Subject relatives and expletives in Early New High German

The version on this site is a draft of a paper that will appear in the proceedings of BLS 36.

This paper argues that the adverb da (“there”) was available as a subject expletive in Early New High German. This is primarily visible in clauses from which the logical subject has been extracted. Our data is drawn from a fully parsed corpus consisting of 40,000 words taken from Martin Luther’s Septembertestament, published in 1522. The element da occurs in 19% of all clauses with a subject gap (out of a sample of 401), and in each case it is clause-initial. This phenomenon does not occur in clauses without a subject gap. We will argue that the subject may optionally be extracted from its base position, leaving Spec,TP empty. An expletive is then licensed to satisfy the EPP. Further evidence will be found in the Old High German text Tatian; 20 out of a sample of 41 subject relative clauses have th¯ar (“there”), and it is always clause-initial. We will show that da is not possible as an expletive in contemporary German (contra Bayer & Suchsland 1997, Richards & Biberauer 2005). These three periods track the loss of an overt subject expletive in German.

On the use of passives across Germanic

co-authored with Joel Wallenberg (slides uploaded)

In this paper, we test the hypothesis that deaccented topicalization in a V2 language encodes the same information structure as passivization in a non-V2 language. We use quantitative evidence from parallel parsed corpora in order to explore the use of these syntactic options. A cursory overview of the data appears to support a parallel between V2 topicalization and passivization. However, when the data is examined in more detail, this strong and attractive hypothesis is ultimately falsified. This leaves a question: although the two constructions are not the same, it is not obvious how to distinguish between their information structures under current assumptions about IS. Therefore, we will argue that this negative result is most useful in showing where the current understanding of the syntax-information structure interface is lacking. Finally, we suggest a way that the interaction between information structural constituency and syntactic constituency may help to distinguish between these two constructions, and suggest a new line of research into the syntax-IS interface.
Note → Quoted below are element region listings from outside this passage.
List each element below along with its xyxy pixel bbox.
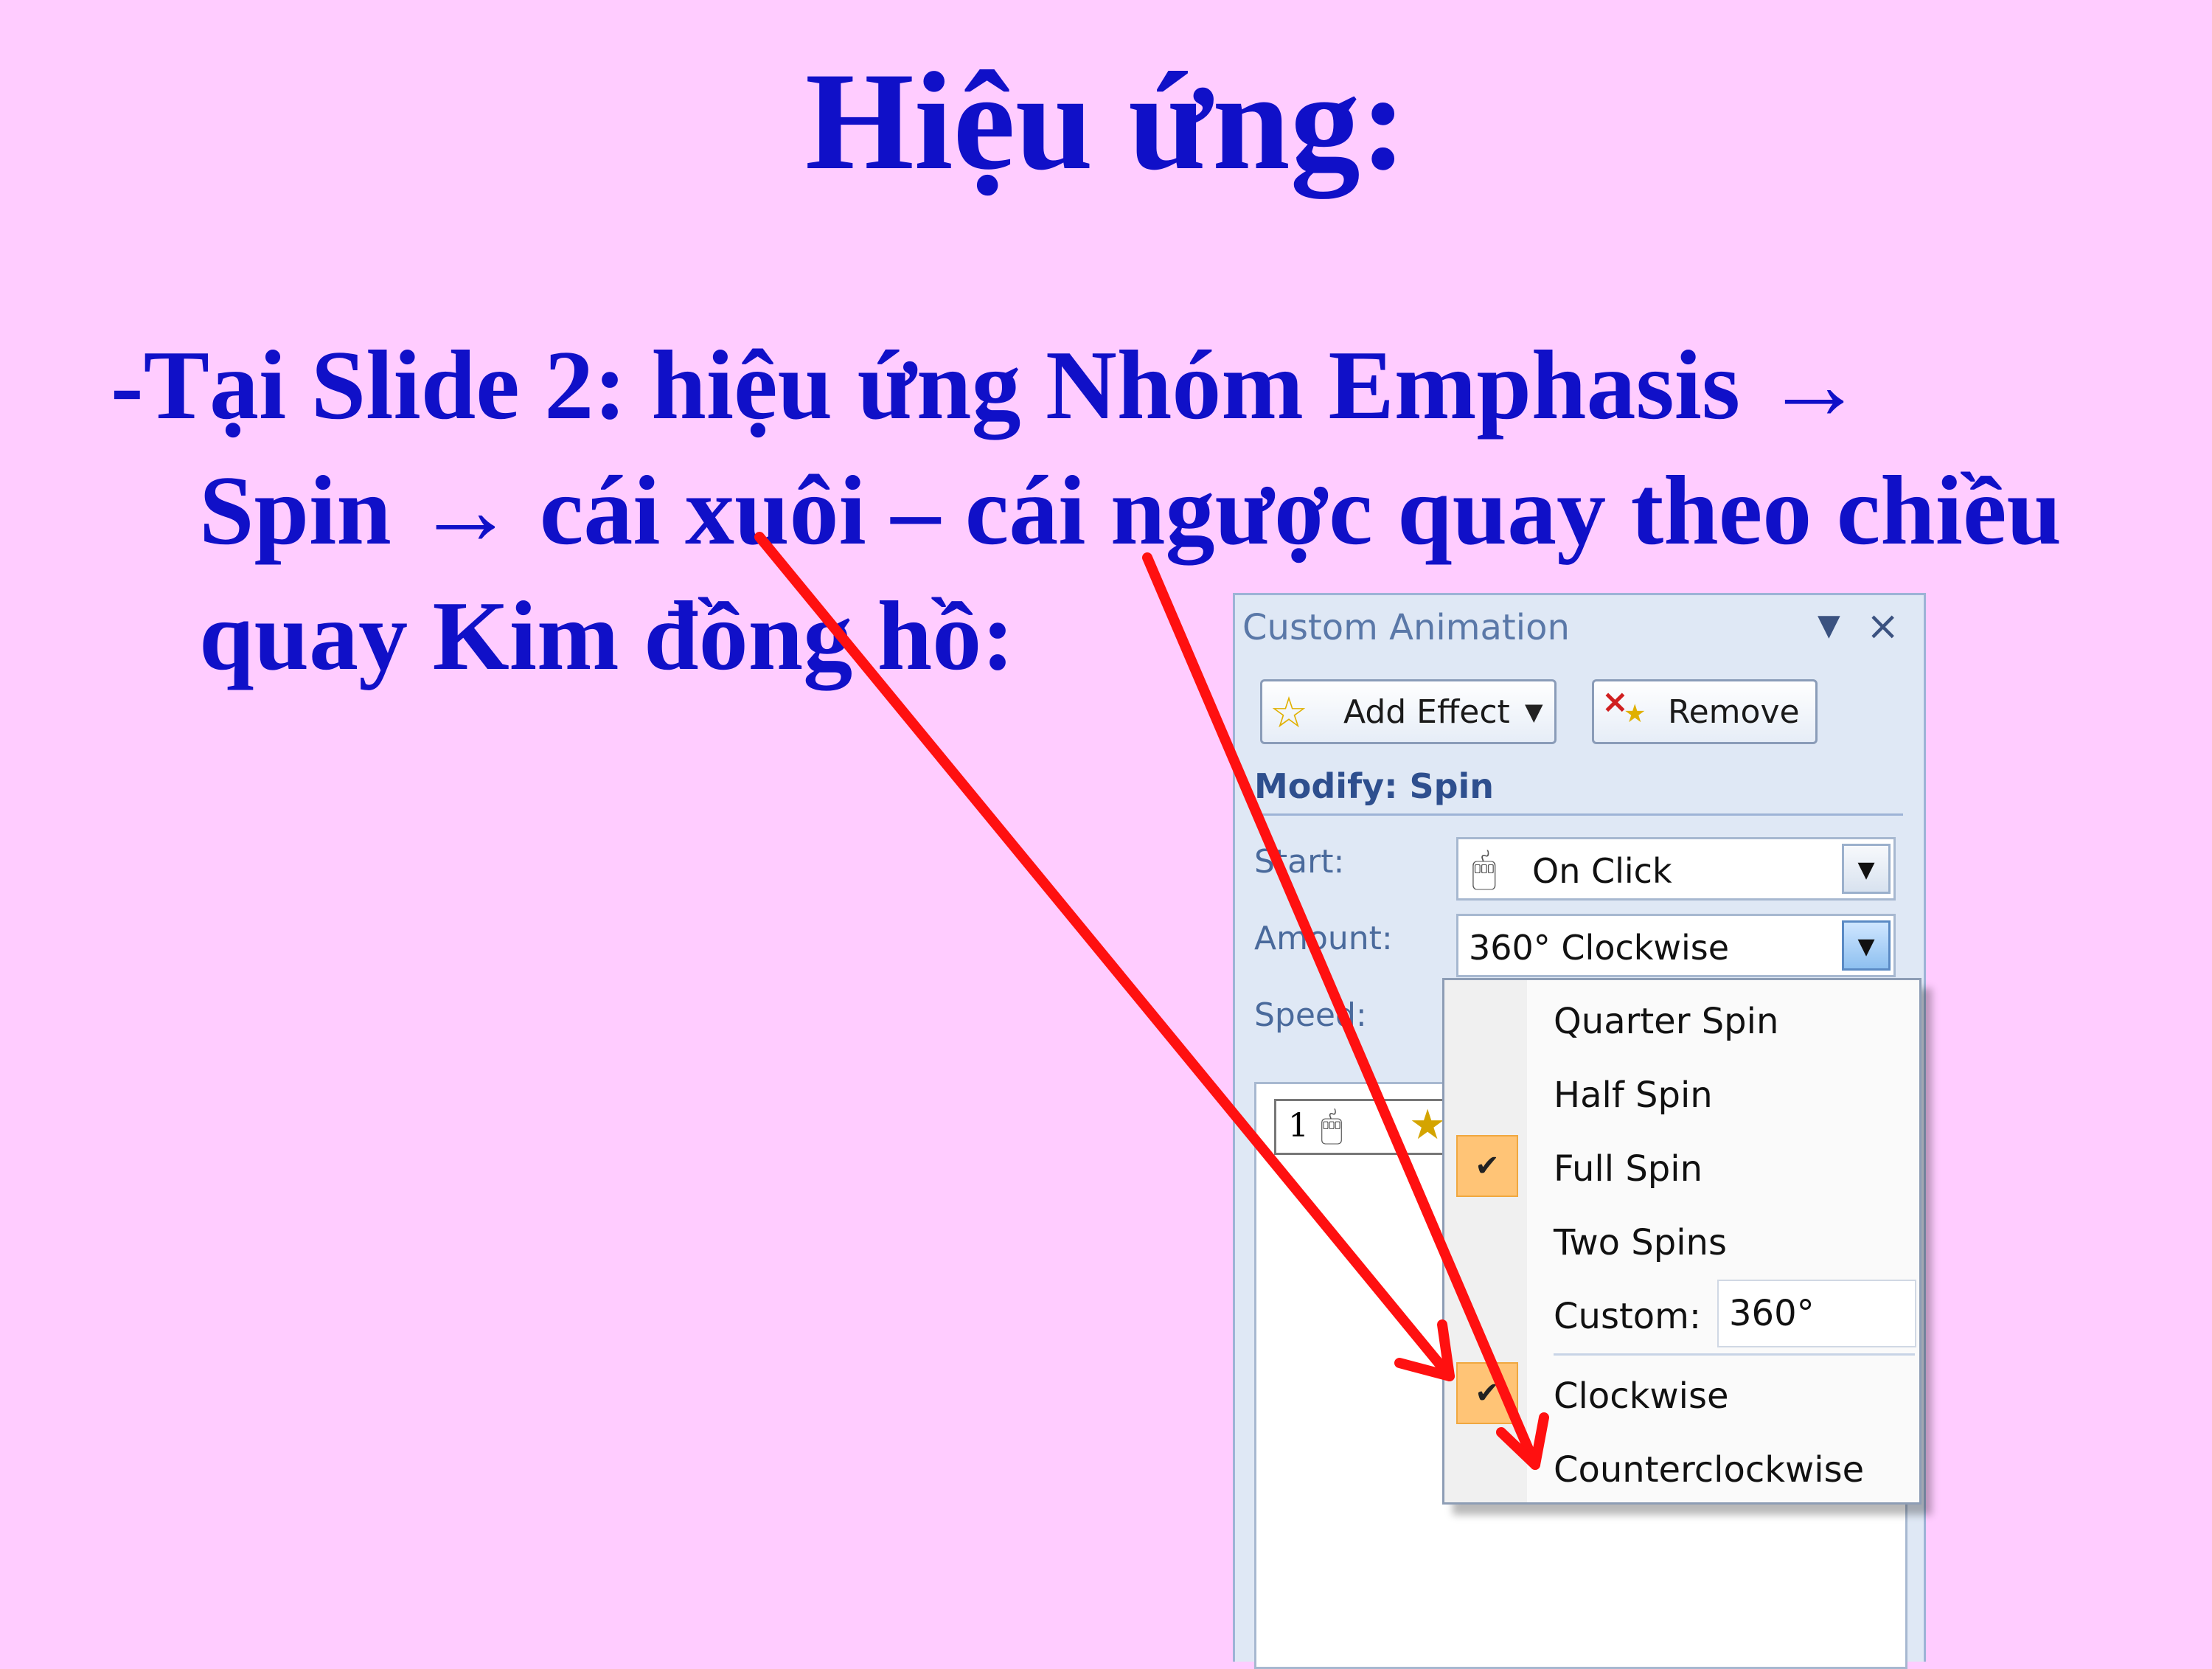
custom-amount-value: 360° [1729, 1293, 1815, 1334]
remove-star-icon: ★ [1624, 699, 1646, 729]
menu-item-clockwise[interactable]: Clockwise [1554, 1375, 1729, 1417]
menu-item-quarter-spin[interactable]: Quarter Spin [1554, 1001, 1778, 1042]
chevron-down-icon: ▼ [1525, 698, 1543, 726]
checkmark-icon: ✔ [1456, 1135, 1518, 1197]
amount-combo[interactable]: 360° Clockwise ▼ [1456, 914, 1896, 977]
custom-amount-input[interactable]: 360° [1717, 1280, 1916, 1347]
slide-title: Hiệu ứng: [804, 44, 1408, 199]
effect-star-icon: ★ [1409, 1101, 1447, 1149]
speed-label: Speed: [1254, 996, 1367, 1034]
close-icon[interactable]: × [1866, 603, 1899, 649]
amount-label: Amount: [1254, 920, 1393, 957]
menu-separator [1554, 1353, 1915, 1356]
mouse-click-icon: 🖱 [1321, 1104, 1343, 1147]
add-effect-label: Add Effect [1343, 693, 1510, 731]
menu-item-full-spin[interactable]: Full Spin [1554, 1148, 1703, 1190]
remove-label: Remove [1668, 693, 1800, 731]
menu-item-half-spin[interactable]: Half Spin [1554, 1075, 1713, 1116]
bullet-line-1: -Tại Slide 2: hiệu ứng Nhóm Emphasis → [111, 330, 1864, 440]
remove-button[interactable]: × ★ Remove [1592, 679, 1818, 744]
bullet-line-3: quay Kim đồng hồ: [199, 581, 1015, 690]
section-divider [1254, 813, 1903, 816]
start-dropdown-button[interactable]: ▼ [1842, 844, 1891, 894]
menu-item-custom-label: Custom: [1554, 1296, 1702, 1337]
menu-item-counterclockwise[interactable]: Counterclockwise [1554, 1449, 1864, 1491]
bullet-line-2: Spin → cái xuôi – cái ngược quay theo ch… [199, 456, 2062, 565]
list-item-number: 1 [1288, 1107, 1309, 1145]
list-item[interactable]: 1 🖱 ★ [1274, 1099, 1448, 1155]
pane-title: Custom Animation [1242, 607, 1570, 648]
start-value: On Click [1532, 851, 1672, 891]
pane-menu-dropdown-icon[interactable]: ▼ [1818, 608, 1840, 642]
amount-dropdown-button[interactable]: ▼ [1842, 920, 1891, 971]
checkmark-icon: ✔ [1456, 1362, 1518, 1424]
mouse-click-icon: 🖱 [1472, 845, 1497, 893]
add-effect-star-icon: ☆ [1270, 687, 1308, 738]
add-effect-button[interactable]: ☆ Add Effect ▼ [1260, 679, 1557, 744]
start-combo[interactable]: 🖱 On Click ▼ [1456, 837, 1896, 901]
start-label: Start: [1254, 843, 1345, 881]
menu-item-two-spins[interactable]: Two Spins [1554, 1222, 1727, 1263]
modify-heading: Modify: Spin [1254, 766, 1495, 806]
amount-dropdown-menu: Quarter Spin Half Spin ✔ Full Spin Two S… [1442, 978, 1921, 1505]
amount-value: 360° Clockwise [1469, 928, 1730, 968]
Analyzing V2 triggers in Historical English

co-authored with Aaron Ecay (slides uploaded)

It is well established that pronouns can intervene between a topicalized constituent and a finite verb in Old English (OE); this has been analyzed as evidence that the verb moves only as high as T in OE matrix clauses, and that a landing site between T and Spec,CP is available to subject pronouns (cf. Pintzuk 1991). This paper considers a well known exception to this pattern, involving a class of clause-initial, “discourse-anaphoric” adverbs such as þa ‘then’, swa ‘so’ and nu ‘now’, which trigger subject/verb inversion even with pronominal subjects. Since Pintzuk (1991), the literature has generally assumed that these adverbs are a class of operators in Spec,CP, which trigger verb movement to C. However, Trips and Fuß (2009) (T&F) have proposed an alternative analysis, suggesting that personal pronouns and þa-type adverbs compete to fill Spec,TP in an OE clause. Under this analysis, subject/verb inversion occurs when þa fills Spec,TP, forcing the subject to remain lower in the clause. This is argued to be a result of the “discourse configurational” characteristic of OE; Spec,TP is not filled to satisfy an EPP in this account, but in order to license discourse- anaphoric elements. T&F argue that for both pronouns and anaphoric adverbs, interpretation “involves a variable that must be bound by (or identified with) a topical element/referent in the given discourse” (184). In this paper, we will consider these alternative analyses of þa-type adverbs, and show with quantitative and empirical evidence that the data does not support T&F’s analysis.